Points are randomly sampled across all years to avoid bias — showing 2,000 representative observations from across the full time series rather than just the most recent.
Seasonal Wildlife Calendar
Twelve months of what to see on the Isle of Man, where to find it, and why it matters. From Chough courtship displays in March to Grey Seal pups on the Calf of Man in December. Each month features 4 highlighted species with AI-generated illustrations, recommended locations, and ecological context.

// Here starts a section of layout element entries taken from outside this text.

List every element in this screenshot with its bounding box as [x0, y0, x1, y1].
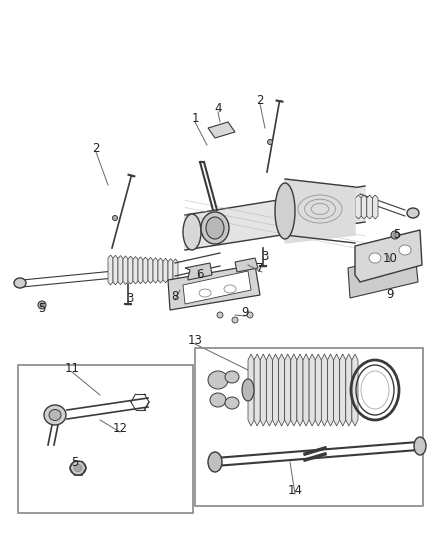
- Ellipse shape: [210, 393, 226, 407]
- Polygon shape: [153, 257, 158, 283]
- Polygon shape: [279, 354, 285, 426]
- Ellipse shape: [201, 212, 229, 244]
- Text: 14: 14: [287, 483, 303, 497]
- Ellipse shape: [275, 183, 295, 239]
- Polygon shape: [148, 257, 153, 284]
- Text: 13: 13: [187, 334, 202, 346]
- Text: 5: 5: [71, 456, 79, 469]
- Polygon shape: [321, 354, 328, 426]
- Polygon shape: [173, 259, 178, 282]
- Bar: [18, 365, 193, 513]
- Text: 9: 9: [386, 287, 394, 301]
- Polygon shape: [123, 256, 128, 285]
- Ellipse shape: [407, 208, 419, 218]
- Polygon shape: [143, 257, 148, 284]
- Polygon shape: [108, 255, 113, 285]
- Ellipse shape: [49, 409, 61, 421]
- Polygon shape: [285, 179, 355, 243]
- Text: 6: 6: [196, 268, 204, 280]
- Polygon shape: [350, 195, 356, 219]
- Polygon shape: [346, 354, 352, 426]
- Text: 8: 8: [171, 289, 179, 303]
- Ellipse shape: [391, 231, 399, 239]
- Text: 9: 9: [241, 305, 249, 319]
- Polygon shape: [348, 252, 418, 298]
- Polygon shape: [328, 354, 334, 426]
- Ellipse shape: [414, 437, 426, 455]
- Ellipse shape: [247, 312, 253, 318]
- Ellipse shape: [113, 215, 117, 221]
- Text: 12: 12: [113, 422, 127, 434]
- Bar: [195, 348, 423, 506]
- Text: 3: 3: [261, 249, 268, 262]
- Polygon shape: [272, 354, 279, 426]
- Text: 5: 5: [38, 302, 46, 314]
- Ellipse shape: [208, 371, 228, 389]
- Ellipse shape: [225, 371, 239, 383]
- Ellipse shape: [224, 285, 236, 293]
- Polygon shape: [303, 354, 309, 426]
- Ellipse shape: [242, 379, 254, 401]
- Polygon shape: [183, 271, 251, 304]
- Polygon shape: [339, 354, 346, 426]
- Ellipse shape: [70, 461, 86, 475]
- Text: 1: 1: [191, 111, 199, 125]
- Ellipse shape: [399, 245, 411, 255]
- Text: 2: 2: [256, 93, 264, 107]
- Polygon shape: [291, 354, 297, 426]
- Polygon shape: [315, 354, 321, 426]
- Polygon shape: [248, 354, 254, 426]
- Text: 7: 7: [256, 262, 264, 274]
- Polygon shape: [260, 354, 266, 426]
- Ellipse shape: [369, 253, 381, 263]
- Polygon shape: [128, 256, 133, 284]
- Polygon shape: [168, 259, 173, 282]
- Text: 10: 10: [382, 252, 397, 264]
- Polygon shape: [168, 265, 260, 310]
- Polygon shape: [297, 354, 303, 426]
- Polygon shape: [208, 122, 235, 138]
- Ellipse shape: [38, 301, 46, 309]
- Polygon shape: [118, 256, 123, 285]
- Ellipse shape: [268, 140, 272, 144]
- Polygon shape: [334, 354, 339, 426]
- Ellipse shape: [74, 464, 82, 472]
- Polygon shape: [235, 258, 258, 272]
- Text: 5: 5: [393, 228, 401, 240]
- Ellipse shape: [217, 312, 223, 318]
- Text: 11: 11: [64, 361, 80, 375]
- Polygon shape: [254, 354, 260, 426]
- Ellipse shape: [232, 317, 238, 323]
- Text: 2: 2: [92, 141, 100, 155]
- Polygon shape: [113, 255, 118, 285]
- Ellipse shape: [208, 452, 222, 472]
- Polygon shape: [185, 263, 212, 280]
- Polygon shape: [185, 186, 365, 250]
- Polygon shape: [352, 354, 358, 426]
- Ellipse shape: [393, 233, 397, 237]
- Polygon shape: [266, 354, 272, 426]
- Polygon shape: [361, 195, 367, 219]
- Polygon shape: [356, 195, 361, 219]
- Ellipse shape: [199, 289, 211, 297]
- Ellipse shape: [225, 397, 239, 409]
- Polygon shape: [133, 256, 138, 284]
- Polygon shape: [138, 257, 143, 284]
- Polygon shape: [309, 354, 315, 426]
- Ellipse shape: [14, 278, 26, 288]
- Ellipse shape: [44, 405, 66, 425]
- Text: 3: 3: [126, 292, 134, 304]
- Text: 4: 4: [214, 101, 222, 115]
- Ellipse shape: [40, 303, 44, 307]
- Polygon shape: [367, 195, 372, 219]
- Polygon shape: [163, 259, 168, 283]
- Ellipse shape: [206, 217, 224, 239]
- Ellipse shape: [183, 214, 201, 250]
- Polygon shape: [158, 258, 163, 283]
- Polygon shape: [372, 195, 378, 219]
- Polygon shape: [355, 230, 422, 282]
- Polygon shape: [285, 354, 291, 426]
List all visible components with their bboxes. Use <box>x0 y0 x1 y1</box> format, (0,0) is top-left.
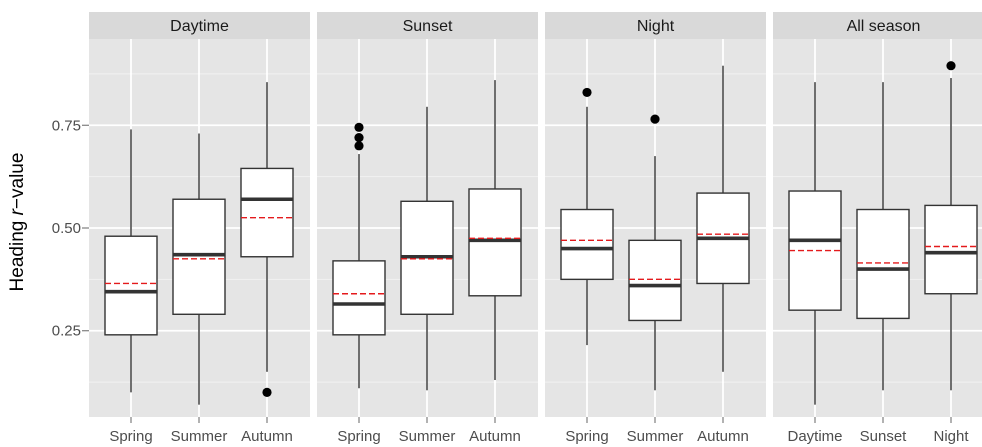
x-tick-label: Spring <box>109 428 152 445</box>
iqr-box <box>628 239 682 322</box>
x-tick-label: Summer <box>171 428 228 445</box>
x-tick-label: Sunset <box>860 428 908 445</box>
x-tick-label: Autumn <box>697 428 749 445</box>
outlier-point <box>354 133 364 143</box>
y-tick-label: 0.75 <box>52 117 81 134</box>
x-tick-label: Autumn <box>469 428 521 445</box>
iqr-box <box>172 198 226 315</box>
iqr-box <box>468 188 522 297</box>
facet-strip <box>773 12 982 39</box>
outlier-point <box>946 61 956 71</box>
facet-strip-label: Sunset <box>403 18 453 35</box>
facet-strip <box>89 12 310 39</box>
iqr-box <box>560 208 614 281</box>
facet-strip-label: Daytime <box>170 18 229 35</box>
y-tick-label: 0.25 <box>52 323 81 340</box>
iqr-box <box>332 260 386 336</box>
facet-strip <box>317 12 538 39</box>
x-tick-label: Spring <box>337 428 380 445</box>
outlier-point <box>650 114 660 124</box>
iqr-box <box>240 167 294 258</box>
x-tick-label: Daytime <box>787 428 842 445</box>
outlier-point <box>582 87 592 98</box>
outlier-point <box>354 141 364 151</box>
iqr-box <box>856 208 910 320</box>
x-tick-label: Summer <box>627 428 684 445</box>
y-tick-label: 0.50 <box>52 220 81 237</box>
facet-strip <box>545 12 766 39</box>
x-tick-label: Night <box>933 428 969 445</box>
x-tick-label: Spring <box>565 428 608 445</box>
outlier-point <box>262 387 272 397</box>
y-axis-title: Heading r−value <box>7 153 28 292</box>
iqr-box <box>788 190 842 311</box>
x-tick-label: Autumn <box>241 428 293 445</box>
iqr-box <box>924 204 978 295</box>
iqr-box <box>104 235 158 336</box>
facet-strip-label: Night <box>637 18 675 35</box>
outlier-point <box>354 122 364 132</box>
x-tick-label: Summer <box>399 428 456 445</box>
facet-strip-label: All season <box>847 18 921 35</box>
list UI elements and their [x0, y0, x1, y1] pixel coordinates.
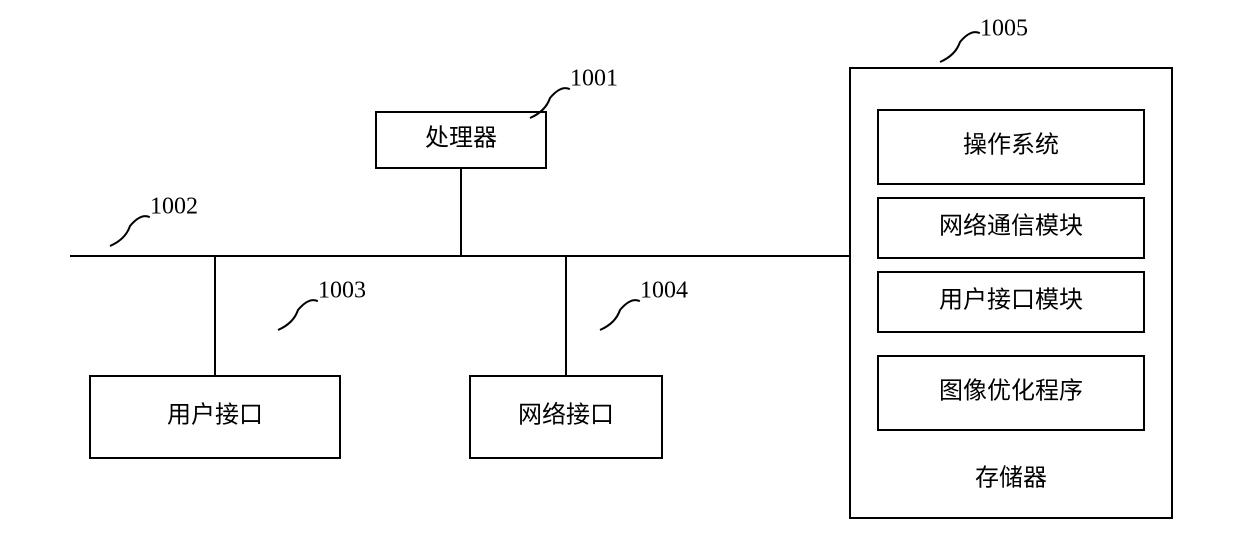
leader-line — [600, 300, 640, 330]
ref-number: 1004 — [640, 278, 688, 304]
ref-number: 1001 — [570, 66, 618, 92]
ref-number: 1002 — [150, 194, 198, 220]
memory-inner-label: 用户接口模块 — [939, 287, 1083, 314]
ref-number: 1005 — [980, 16, 1028, 42]
memory-inner-label: 网络通信模块 — [939, 213, 1083, 240]
ref-number: 1003 — [318, 278, 366, 304]
leader-line — [940, 32, 980, 62]
processor-label: 处理器 — [425, 125, 497, 152]
leader-line — [278, 300, 318, 330]
network-interface-label: 网络接口 — [518, 402, 614, 429]
leader-line — [110, 216, 150, 246]
memory-inner-label: 图像优化程序 — [939, 378, 1083, 405]
memory-inner-label: 操作系统 — [963, 132, 1059, 159]
user-interface-label: 用户接口 — [167, 402, 263, 429]
memory-label: 存储器 — [975, 465, 1047, 492]
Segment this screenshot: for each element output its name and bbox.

The calendar data is hand-curated from IoM-specific knowledge — there are no woodpeckers on the Isle of Man (we caught that error), no red squirrels (another catch), but there are Hen Harriers (a UK mainland rarity that thrives here because there's no persecution).
Conservation Dashboard
Six key species of conservation concern, each with an AI illustration and IoM-specific status:
- Chough — national bird, one of the UK's last strongholds
- Hen Harrier — IoM is a safe haven; persecuted on the UK mainland
- Peregrine Falcon — breeds on sea cliffs; world's fastest animal
- Curlew — declining across Europe, IoM still has breeding pairs
- Basking Shark — world-class waters around the island, July-August peak
- Grey Seal — pupping colonies on the Calf of Man
Biosphere AI Advisor
The cross-domain AI advisor analyses species data alongside weather patterns, IoT sensor readings, marine protected areas, and seasonal forecasts. It generates insights that would be difficult for any single expert to produce — correlating rainfall trends with amphibian activity, or connecting marine temperature data with basking shark sightings.
Live IoT Sensors
Two Smart Farm sensors from the MTG IoT Network are reporting rainfall, solar radiation, and battery levels via LoRaWAN. The data feeds into the Biosphere AI Advisor for cross-domain analysis. More sensors and locations are planned.
What's Next
- Common names backfill — using GBIF's API and Azure OpenAI to fill 9,684 missing common names
- Species detail pages — individual pages for key species with population trends, seasonal patterns, and conservation status
- Citizen science integration — connecting with iRecord and Manx BioWatch for real-time recording
- Marine species mapping — overlaying fish and marine mammal sightings on the EMODnet marine map
The Biosphere Observatory is live at smartisland.im/biosphere. The species data is searchable, mappable, and accessible via MCP tools and REST API.